There were no further requirements but trustworthyness for a ’societal’ militiamen. Moreover it was enough to take some courses, like the marxist ’university’ brainwashing, nicknamed as ’foximaxi’ (the Hungarian title of the ’Huckleberry Hound Show’) to become a commander.

The Party Congress in 1963 brought a change also in the recruitment of the Workers’ Militia: the most radical commnists were sent into retirement. In the partisans’ union Béla Janikovszky former lieutenant-colonel of the State Protection Authority (the former confidant of Gábor Péter) even complained that ’we are not used for anything’.

By the end of the 1960s the number of the militia was doubled, it grew to 60 thousand. In the meantime the People’s Army consisted of 120 thousand soldiers. This also testifies for the importance of the Workers’ Militia, although among the armed forces they did not belong to the elite, Roland Maruzs said. From the sixties they were used mostly for urban peacekeeping, securing the itinerary of delegations, guarding military objects, borders, citizens etc. They had small arms, machine guns, grenade launchers, commander land rovers and motorcycles with side carrieges.

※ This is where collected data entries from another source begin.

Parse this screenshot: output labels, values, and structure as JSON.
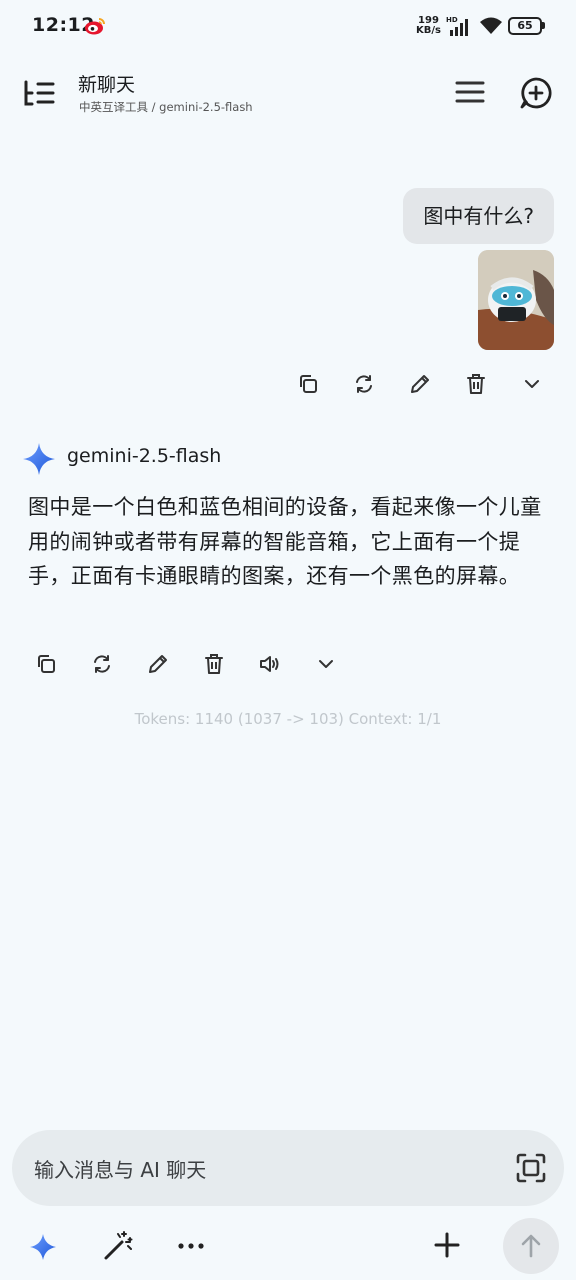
{
  "status_bar": {
    "time": "12:12",
    "net_speed_value": "199",
    "net_speed_unit": "KB/s",
    "hd_label": "HD",
    "battery": "65"
  },
  "header": {
    "title": "新聊天",
    "subtitle": "中英互译工具 / gemini-2.5-flash"
  },
  "user_message": {
    "text": "图中有什么?"
  },
  "assistant_message": {
    "model": "gemini-2.5-flash",
    "text": "图中是一个白色和蓝色相间的设备，看起来像一个儿童用的闹钟或者带有屏幕的智能音箱，它上面有一个提手，正面有卡通眼睛的图案，还有一个黑色的屏幕。",
    "token_info": "Tokens: 1140 (1037 -> 103)  Context: 1/1"
  },
  "input": {
    "placeholder": "输入消息与 AI 聊天"
  },
  "colors": {
    "background": "#f4f9fc",
    "bubble": "#e3e6e9",
    "gem_gradient_start": "#4f8bf5",
    "gem_gradient_end": "#1d56d8"
  }
}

Even if there was such opinion among the militiamen in 1988 that the ’fruits of socialism’ should have been protected even by force, inside the party only a minority wanted to continue the socialism. In 1986 and 1987 the change of the Kádárist party leaders started, Miklós Németh as prime minister exchanged 28 of his generals, and there were changes in the leading of the police, too. According to István Ötvös in 1989 the party elite has been thinking of transforming into capitalism for a long time. Most importantly the planned to stay in leading positions due to privatization.

We also cannot disregard the fact that the economic policy of socialism brought the country near to bankruptcy, Dávid Kiss said. Although according Miklós Németh’s memoirs the secret service had knowledge of some phone calls in Borsod counti of militiamen who urged an armed offensive, but these movements died away. What would have been the point in putting back some kádárist politicians for a short time by executing a coup, when the country was almost bankrupt, and even the Soviet Union could not be relied on any more?

Sándor Borbély as the commander of the Workers’ Militia made some hopeless attempts to preserve it under another name, but political and financial considerations led to the legal dissolution of the organization without a successor. The Németh government tried to make the so called ’four yes’ referendum unnecessary, since one of its questions were if we had wanted the dissolution of the Workers’ Militia.

The Militia, not having received further instructions from the party, started to orderly give its weapons and real estates to the police and the military. The weapons were collected at the depository base of the Hungarian Defence Force in Táborfalva, the grey uniforms were put into wardrobes, the professionals were sent into retirement. They quietly vanished from view, and we, as we know did not make a revolution. Instead we overstepped the Kádár era’s ’useful idiots.